Her konuda olduğu gibi bu konuda da haddi aşmamamız gerektiğini düşünüyorum. İçten ve samimi bir şekilde yönelmemiz gerekir. Bizim dualarımız; “Rabbinize alçak gönüllüce ve için için dua edin. Çünkü O, haddi aşanları sevmez.” (A’raf/55) diyerek nasıl dua etmemiz gerektiğini açıklamış bizden dua isteyen Yaratanımız.
Bizlerden nasıl dua edeceğimizi, içimizden seçerek gönderdiği elçileri aracılığıyla öğretmektedir. Kur’an-ı Kerimde bu konuda onlarca dua örneği bulunmaktadır. Bu duaların her biri bir derdimizi dile getirmeye, bir yamuğumuzu düzeltmeye, bir kusurumuzun affına sebebiyet vermeye, bir yaramıza merhem olmaya matuftur. O halde buyurunuz Yüce Allah’ın seçkin Peygamberlerine öğrettiği dua örneklerinden birkaç tanesini öğrenmeye ve dile getirmeye;
Bazen yanlış yaptığımızı dile getirmek, af ve mağfiret dilemek için Hz. Adem (a.s.)’ın diliyle dua etmemiz lazım gelebilir. Yasak ağaçtan yedikten sonra Hz. Adem ve eşi; “Dediler ki: “Rabbimiz! Biz kendimize zulüm ettik. Eğer bizi bağışlamaz ve bize acımazsan mutlaka ziyan edenlerden oluruz.” (A’raf/23) diye yalvardılar. Salt tarihi bir olay olarak anlatılmış değildir bu durum. İbret almamız ve her hangi bir yanlışlık ve kusur esnasında aynı şekilde pişmanlık duyarak af dilenmemiz için vurgulanmaktadır.
Eğer Yüce Allah, yaptığımız ve işlediğimiz herhangi bir kusur, herhangi bir günah vesilesiyle bizleri affetmeyecek olsaydı, işte o zaman ziyana uğrayanlardan olurduk. Hemen her an bir zulüm, bir haksızlık veya bir yanlışlık işlemekte olan biz günahkar kulları Yüce Allah; “… gerçekten çok zalim ve pek nankördür.” (İbrahim/34) şeklinde tarif etmektedir. Eğer yaptığımız dualarımız olmamış ve Yüce Allah’ın da af ve mağfireti günahlarımızı kaplamamış olsaydı halimiz nice olurdu? İşlenen her günahın akabinde hemencecik caza verilmiş olsaydı dünyada yaşam olmazdı. Çünkü ayeti kerimede; “Eğer Allah, insanları kazandıkları yüzünden hemen cezalandıracak olsaydı, yerkürenin sırtında hiçbir canlı bırakmazdı. Ne var ki, onları belirli bir süreye kadar erteliyor. Nihayet süreleri gelince, (gerekeni yapar). Çünkü Allah, kullarını hakkıyla görmektedir.” (Fatır/45) Bir başka ayeti kerimede bu konuyu şöyle dile getirmektedir Yüce Allah; “Senin rabbin hep bağışlayıcıdır ve merhamet sahibidir; şayet yaptıkları yüzünden onları (hemen) cezalandıracak olsaydı, onlara azabı çarçabuk verirdi. Fakat kendilerine tanınmış belli bir süre vardır ki, artık bundan öte kaçıp kurtulacakları bir sığınak bulamayacaklardır.” (Kehf/58)

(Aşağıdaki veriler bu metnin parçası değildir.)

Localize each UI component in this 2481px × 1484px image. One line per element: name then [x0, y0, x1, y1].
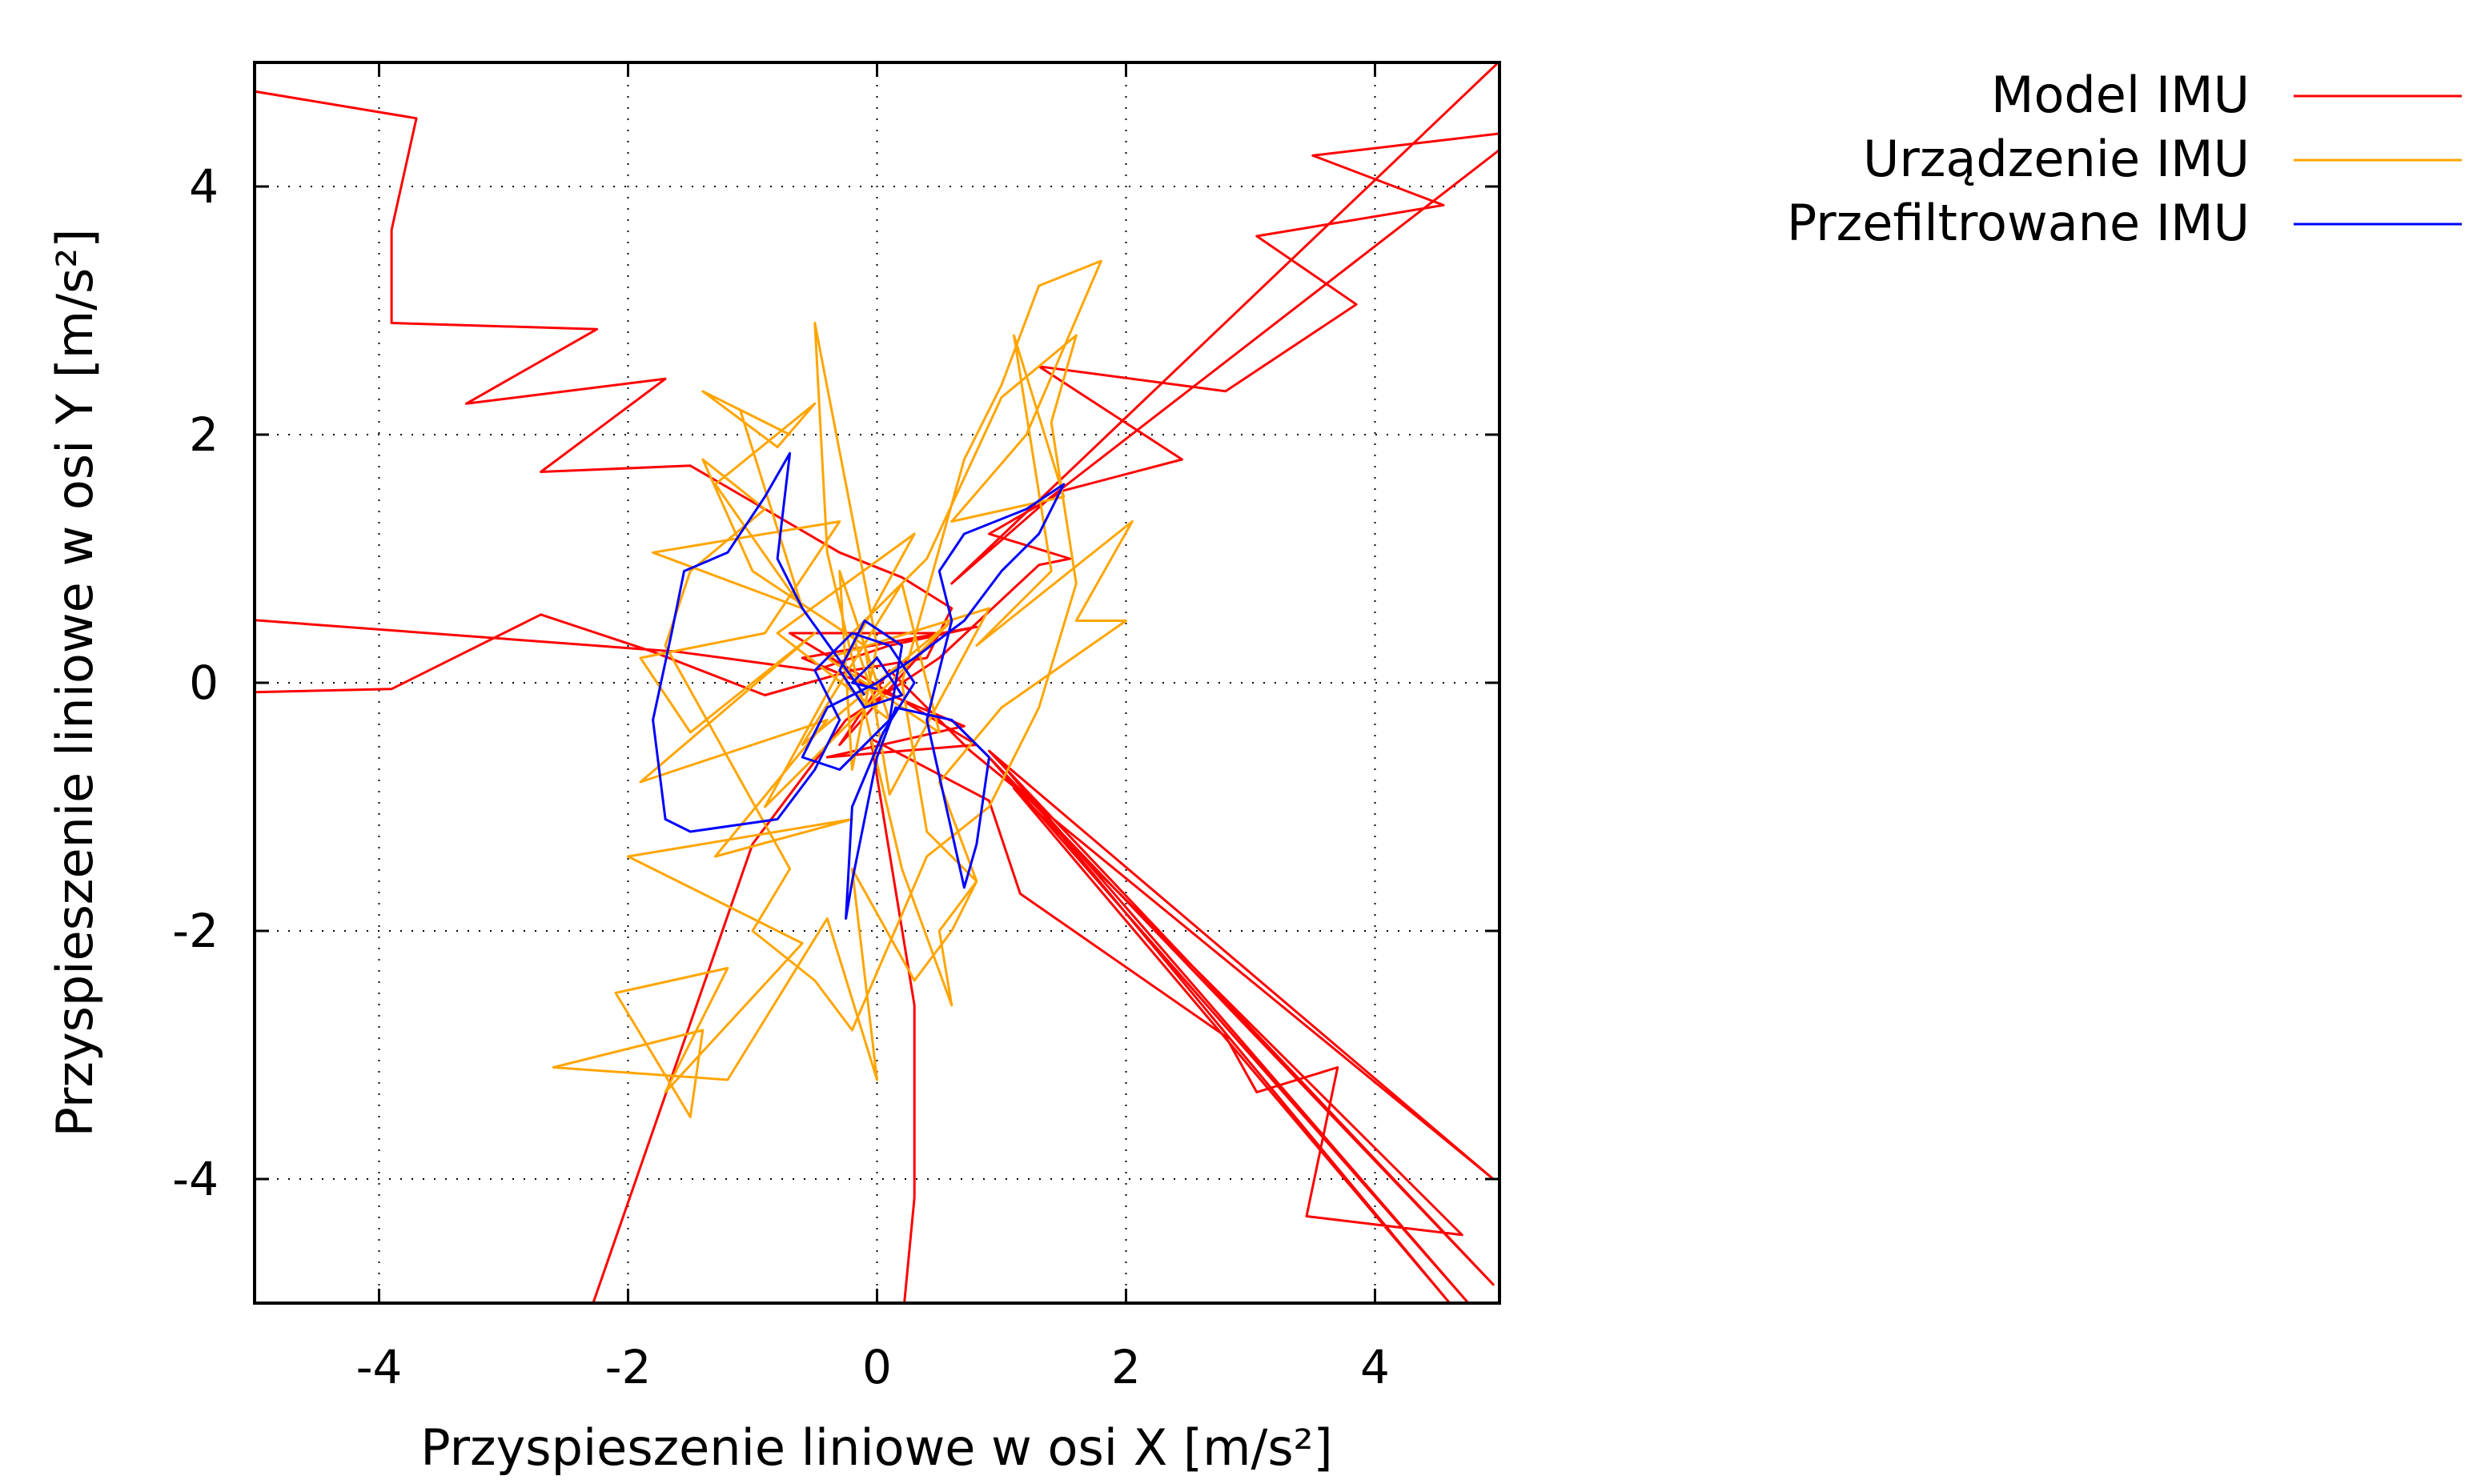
y-tick-label: -4	[172, 1152, 219, 1206]
x-tick-label: 2	[1111, 1340, 1141, 1394]
y-tick-label: 4	[189, 159, 219, 214]
x-tick-label: -4	[356, 1340, 403, 1394]
legend: Model IMU Urządzenie IMU Przefiltrowane IM…	[1787, 66, 2462, 252]
x-axis-title: Przyspieszenie liniowe w osi X [m/s²]	[420, 1418, 1332, 1477]
axis-ticks: -4 -2 0 2 4 -4 -2 0 2 4	[172, 62, 1499, 1394]
legend-label: Urządzenie IMU	[1863, 130, 2250, 188]
series-line-1	[255, 62, 1499, 1303]
y-tick-label: 0	[189, 656, 219, 710]
y-axis-title: Przyspieszenie liniowe w osi Y [m/s²]	[46, 229, 104, 1137]
y-tick-label: 2	[189, 407, 219, 462]
series-line-3	[652, 451, 1066, 920]
legend-label: Przefiltrowane IMU	[1787, 194, 2250, 252]
plot-series	[255, 62, 1499, 1303]
y-tick-label: -2	[172, 904, 219, 958]
x-tick-label: 4	[1360, 1340, 1390, 1394]
x-tick-label: -2	[605, 1340, 652, 1394]
series-line-2	[552, 259, 1134, 1118]
x-tick-label: 0	[862, 1340, 892, 1394]
legend-label: Model IMU	[1991, 66, 2250, 124]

Her an günaha dalan biz kullar, her an tevbe etmemiz de lazım gelmez mi? Günaha meyilli varlıklarız ancak istersek tevbeyle bu kusurlarımızı silebiliriz.
Bazen de Hz. Yunus (a.s.)’ın yaptığı gibi dua etmemiz lazım gelebilir. “…Derken karanlıklar içinde, “Senden başka hiçbir ilah yoktur. Seni eksikliklerden uzak tutarım. Ben gerçekten (nefsine) zulmedenlerden oldum” diye dua etti.” (Enbiya/87) Yanlış yaptığını kabul etmek ve bunu itiraf etmek büyük bir erdemdir. Bu erdemliliği de bugüne kadar en güzel şekilde yerine getirenler de kuşkusuz seçkin elçiler olmuşlardır.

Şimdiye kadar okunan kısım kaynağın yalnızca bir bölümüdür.